Frêche « se moque »de la décision du PS
Lors d’une conférence de presse de présentation de son programme en faveur de l’innovation à son local de campagne de Montpellier, mardi 2 février, Georges Frêche a dit ne pas craindre la décision du bureau national du PS, qui doit approuver, aujourd’hui, le lancement d’une liste socialiste aux régionales menée par la maire de Montpellier, Hélène Mandroux. « « Je ne redoute rien du tout.
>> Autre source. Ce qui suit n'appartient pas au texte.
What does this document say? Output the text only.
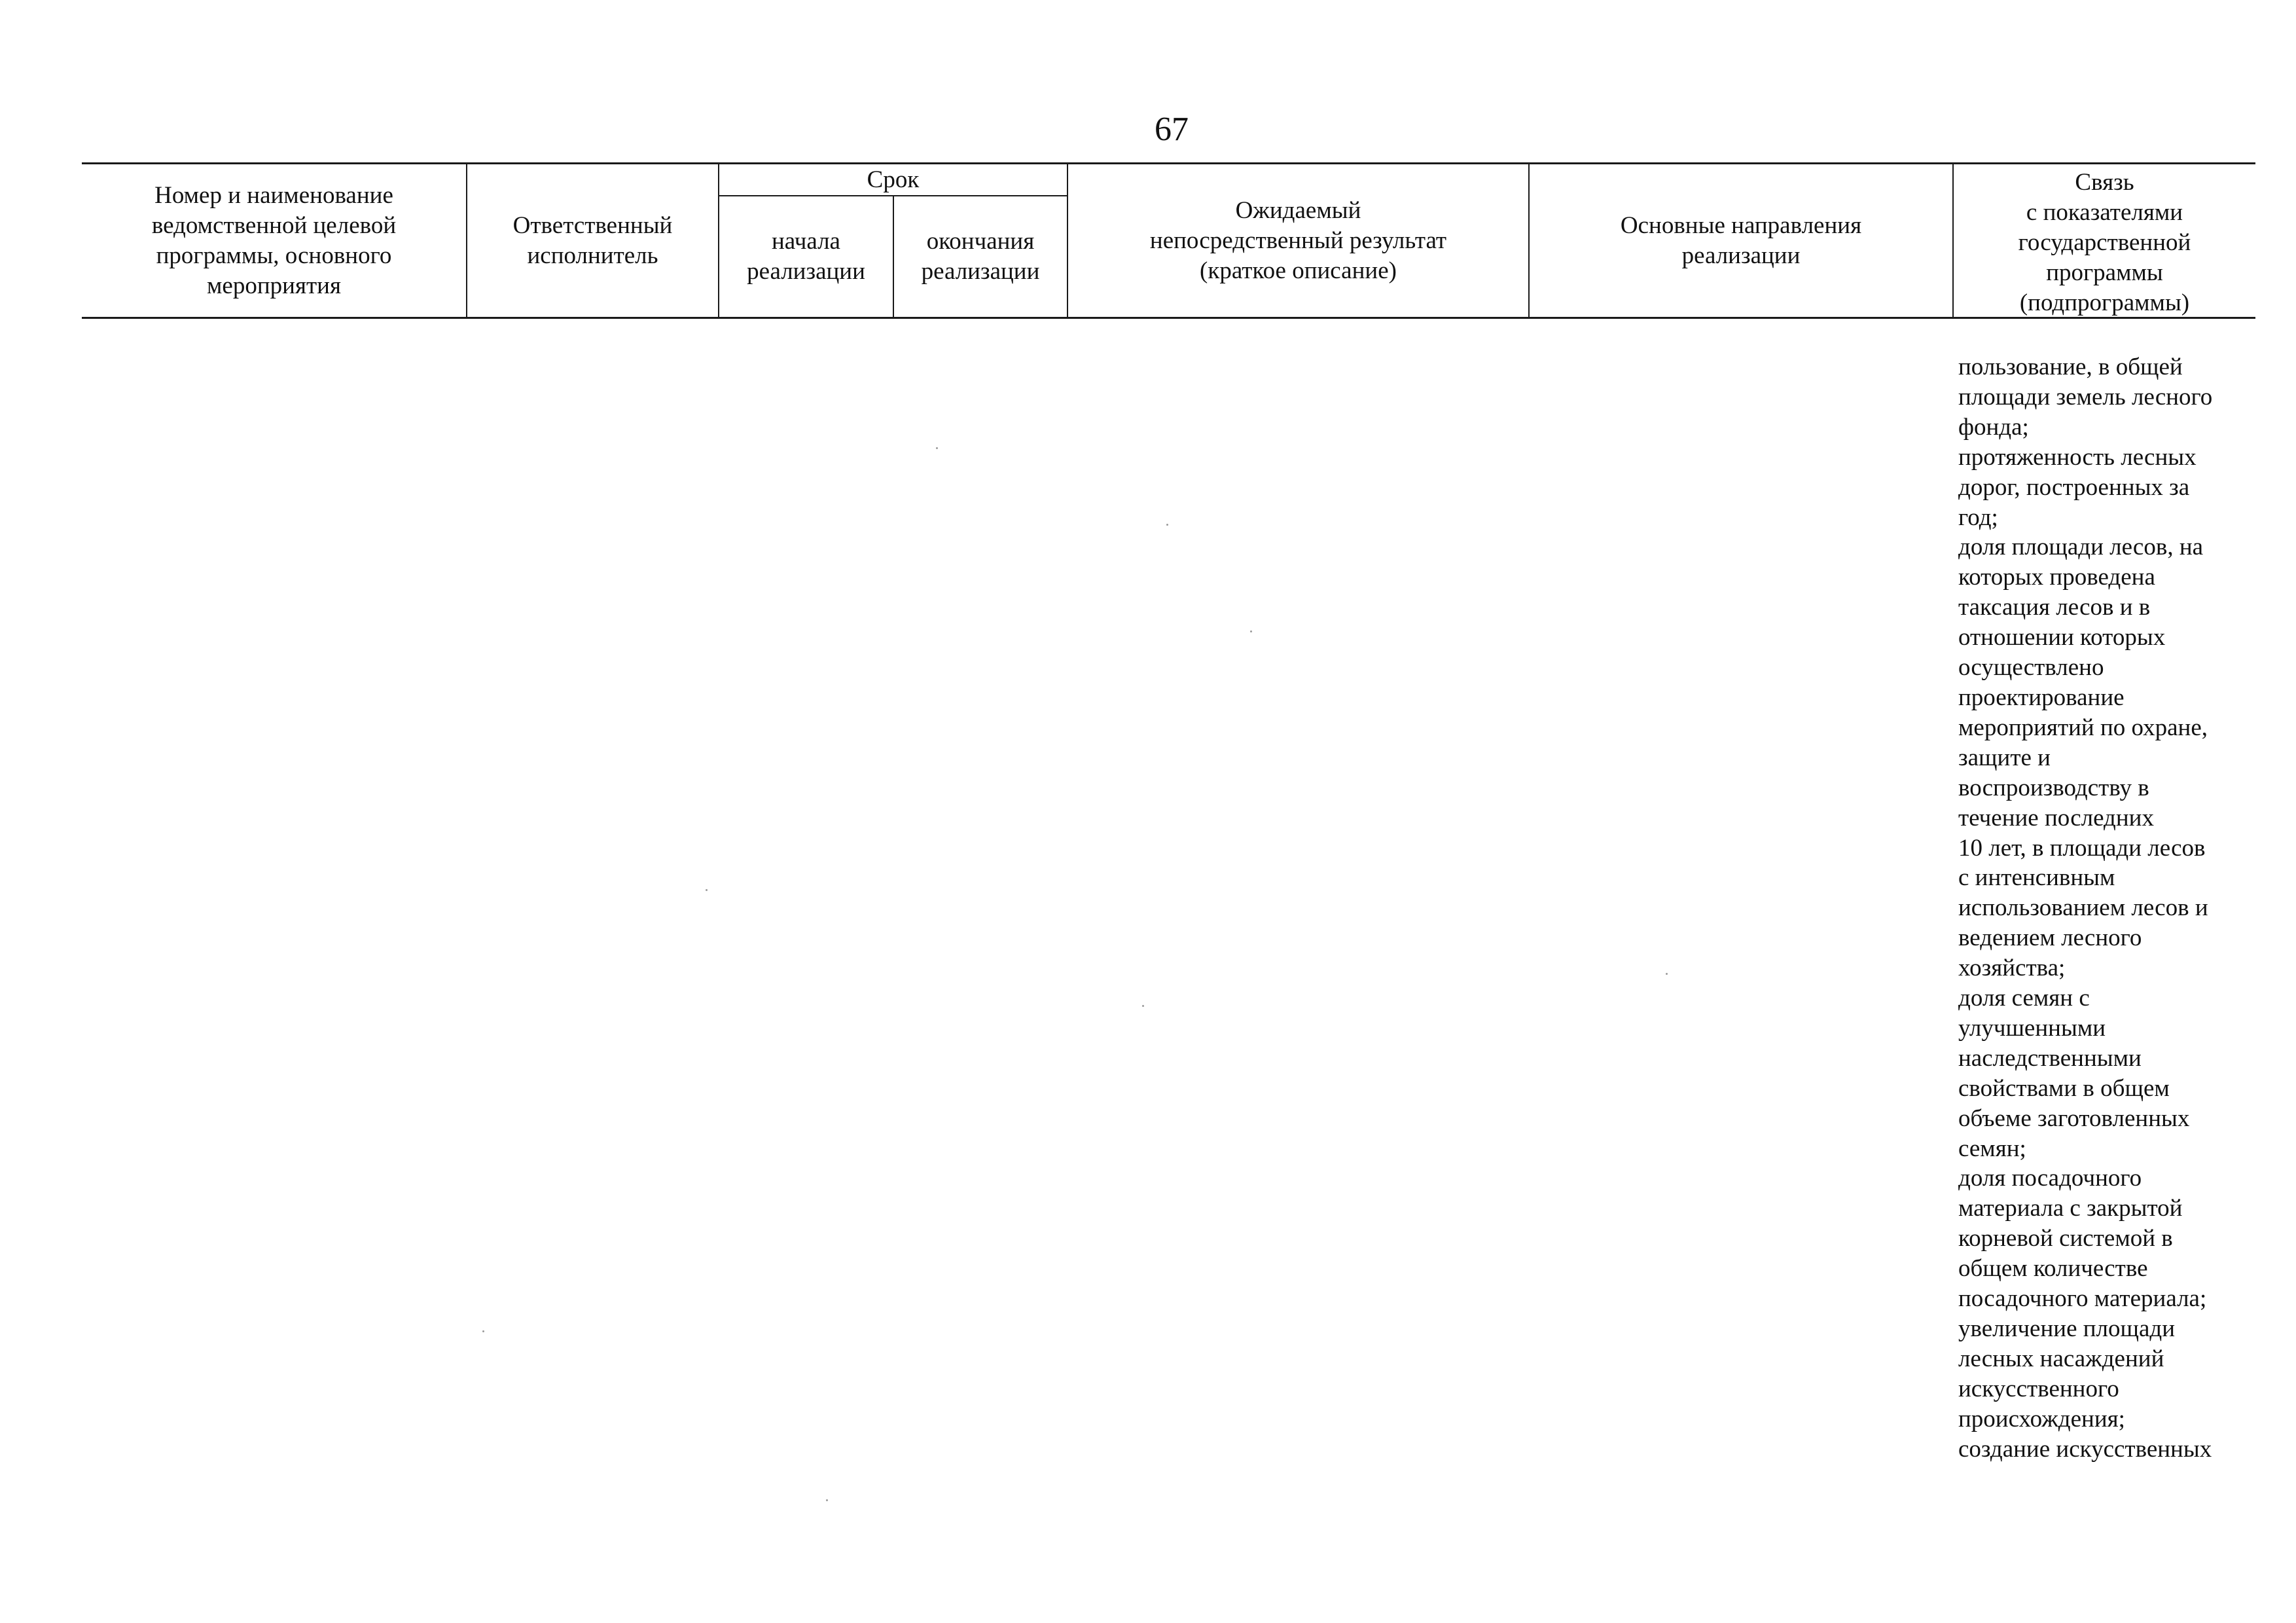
67
Номер и наименование
ведомственной целевой
программы, основного
мероприятия
Ответственный
исполнитель
Срок
начала
реализации
окончания
реализации
Ожидаемый
непосредственный результат
(краткое описание)
Основные направления
реализации
Связь
с показателями
государственной
программы
(подпрограммы)
пользование, в общей
площади земель лесного
фонда;
протяженность лесных
дорог, построенных за
год;
доля площади лесов, на
которых проведена
таксация лесов и в
отношении которых
осуществлено
проектирование
мероприятий по охране,
защите и
воспроизводству в
течение последних
10 лет, в площади лесов
с интенсивным
использованием лесов и
ведением лесного
хозяйства;
доля семян с
улучшенными
наследственными
свойствами в общем
объеме заготовленных
семян;
доля посадочного
материала с закрытой
корневой системой в
общем количестве
посадочного материала;
увеличение площади
лесных насаждений
искусственного
происхождения;
создание искусственных
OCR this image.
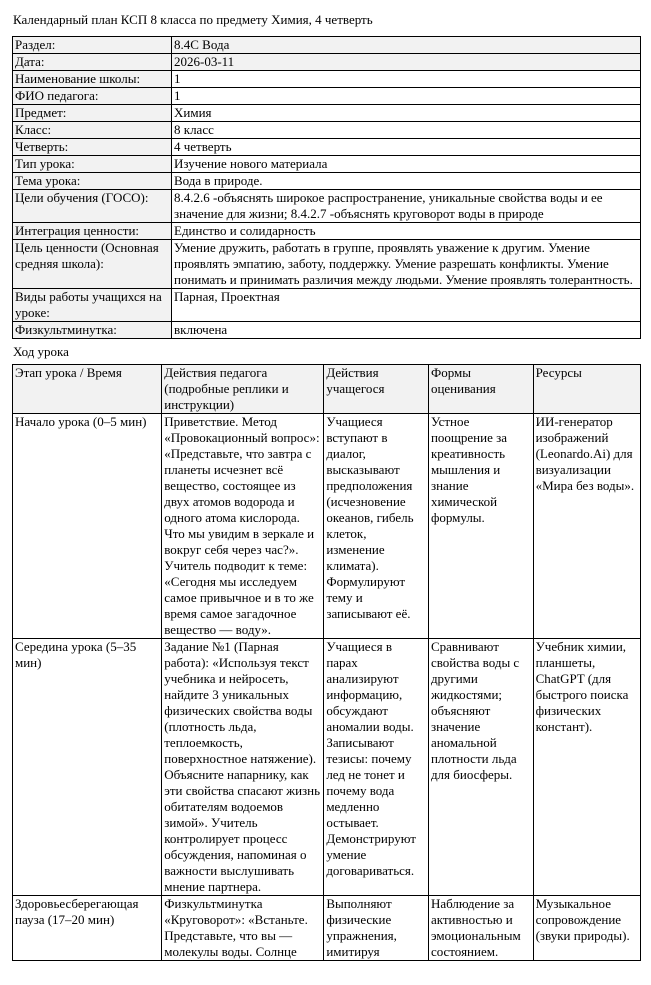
Календарный план КСП 8 класса по предмету Химия, 4 четверть
Раздел:	8.4C Вода
Дата:	2026-03-11
Наименование школы:	1
ФИО педагога:	1
Предмет:	Химия
Класс:	8 класс
Четверть:	4 четверть
Тип урока:	Изучение нового материала
Тема урока:	Вода в природе.
Цели обучения (ГОСО):	8.4.2.6 -объяснять широкое распространение, уникальные свойства воды и ее значение для жизни; 8.4.2.7 -объяснять круговорот воды в природе
Интеграция ценности:	Единство и солидарность
Цель ценности (Основная средняя школа):	Умение дружить, работать в группе, проявлять уважение к другим. Умение проявлять эмпатию, заботу, поддержку. Умение разрешать конфликты. Умение понимать и принимать различия между людьми. Умение проявлять толерантность.
Виды работы учащихся на уроке:	Парная, Проектная
Физкультминутка:	включена
Ход урока
Этап урока / Время	Действия педагога (подробные реплики и инструкции)	Действия учащегося	Формы оценивания	Ресурсы
Начало урока (0–5 мин)	Приветствие. Метод «Провокационный вопрос»: «Представьте, что завтра с планеты исчезнет всё вещество, состоящее из двух атомов водорода и одного атома кислорода. Что мы увидим в зеркале и вокруг себя через час?». Учитель подводит к теме: «Сегодня мы исследуем самое привычное и в то же время самое загадочное вещество — воду».	Учащиеся вступают в диалог, высказывают предположения (исчезновение океанов, гибель клеток, изменение климата). Формулируют тему и записывают её.	Устное поощрение за креативность мышления и знание химической формулы.	ИИ-генератор изображений (Leonardo.Ai) для визуализации «Мира без воды».
Середина урока (5–35 мин)	Задание №1 (Парная работа): «Используя текст учебника и нейросеть, найдите 3 уникальных физических свойства воды (плотность льда, теплоемкость, поверхностное натяжение). Объясните напарнику, как эти свойства спасают жизнь обитателям водоемов зимой». Учитель контролирует процесс обсуждения, напоминая о важности выслушивать мнение партнера.	Учащиеся в парах анализируют информацию, обсуждают аномалии воды. Записывают тезисы: почему лед не тонет и почему вода медленно остывает. Демонстрируют умение договариваться.	Сравнивают свойства воды с другими жидкостями; объясняют значение аномальной плотности льда для биосферы.	Учебник химии, планшеты, ChatGPT (для быстрого поиска физических констант).
Здоровьесберегающая пауза (17–20 мин)	Физкультминутка «Круговорот»: «Встаньте. Представьте, что вы — молекулы воды. Солнце	Выполняют физические упражнения, имитируя	Наблюдение за активностью и эмоциональным состоянием.	Музыкальное сопровождение (звуки природы).
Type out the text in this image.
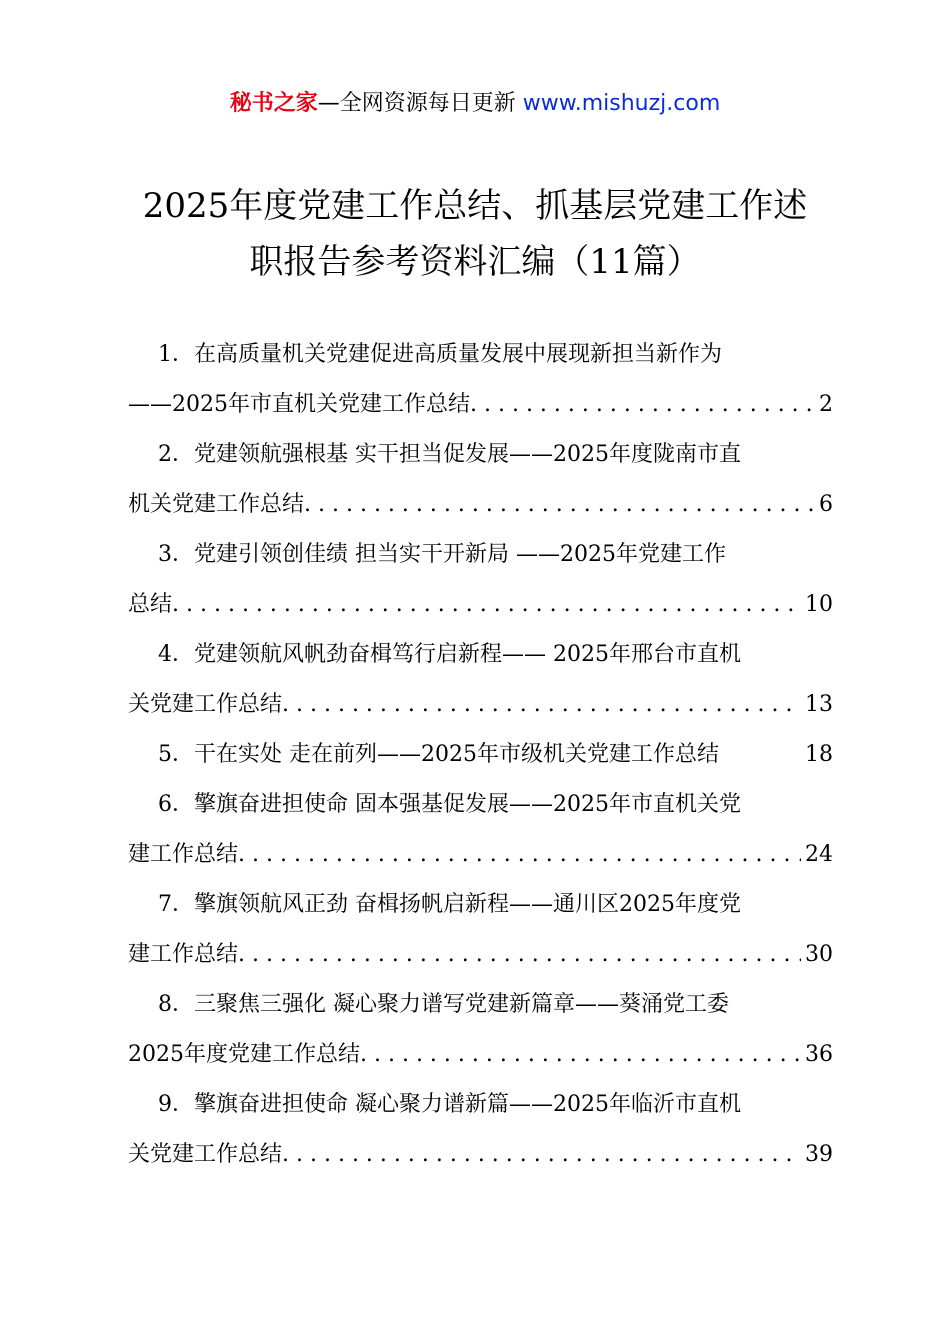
秘书之家—全网资源每日更新 www.mishuzj.com
2025年度党建工作总结、抓基层党建工作述
职报告参考资料汇编（11篇）
1．在高质量机关党建促进高质量发展中展现新担当新作为
——2025年市直机关党建工作总结 . . .	2
2．党建领航强根基 实干担当促发展——2025年度陇南市直
机关党建工作总结 . . .	6
3．党建引领创佳绩 担当实干开新局 ——2025年党建工作
总结 . . .	10
4．党建领航风帆劲奋楫笃行启新程—— 2025年邢台市直机
关党建工作总结 . . .	13
5．干在实处 走在前列——2025年市级机关党建工作总结	18
6．擎旗奋进担使命 固本强基促发展——2025年市直机关党
建工作总结 . . .	24
7．擎旗领航风正劲 奋楫扬帆启新程——通川区2025年度党
建工作总结 . . .	30
8．三聚焦三强化 凝心聚力谱写党建新篇章——葵涌党工委
2025年度党建工作总结 . . .	36
9．擎旗奋进担使命 凝心聚力谱新篇——2025年临沂市直机
关党建工作总结 . . .	39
Je suis un Gaulois. Je ne crains qu’une chose, c’est que le ciel me tombe sur la tête. J’ai été exclu du PS. Ils ne peuvent pas m’exclure deux fois. Je m’en moque. Nous avançons. D’ailleurs, nous ne nous référons à aucun parti. » Il a estimé que « plus on nous pourchasse, plus on nous victimise, et plus on gagne des voix. Au premier sondage, j’étais à 29 %, maintenant je suis à 33 % ! »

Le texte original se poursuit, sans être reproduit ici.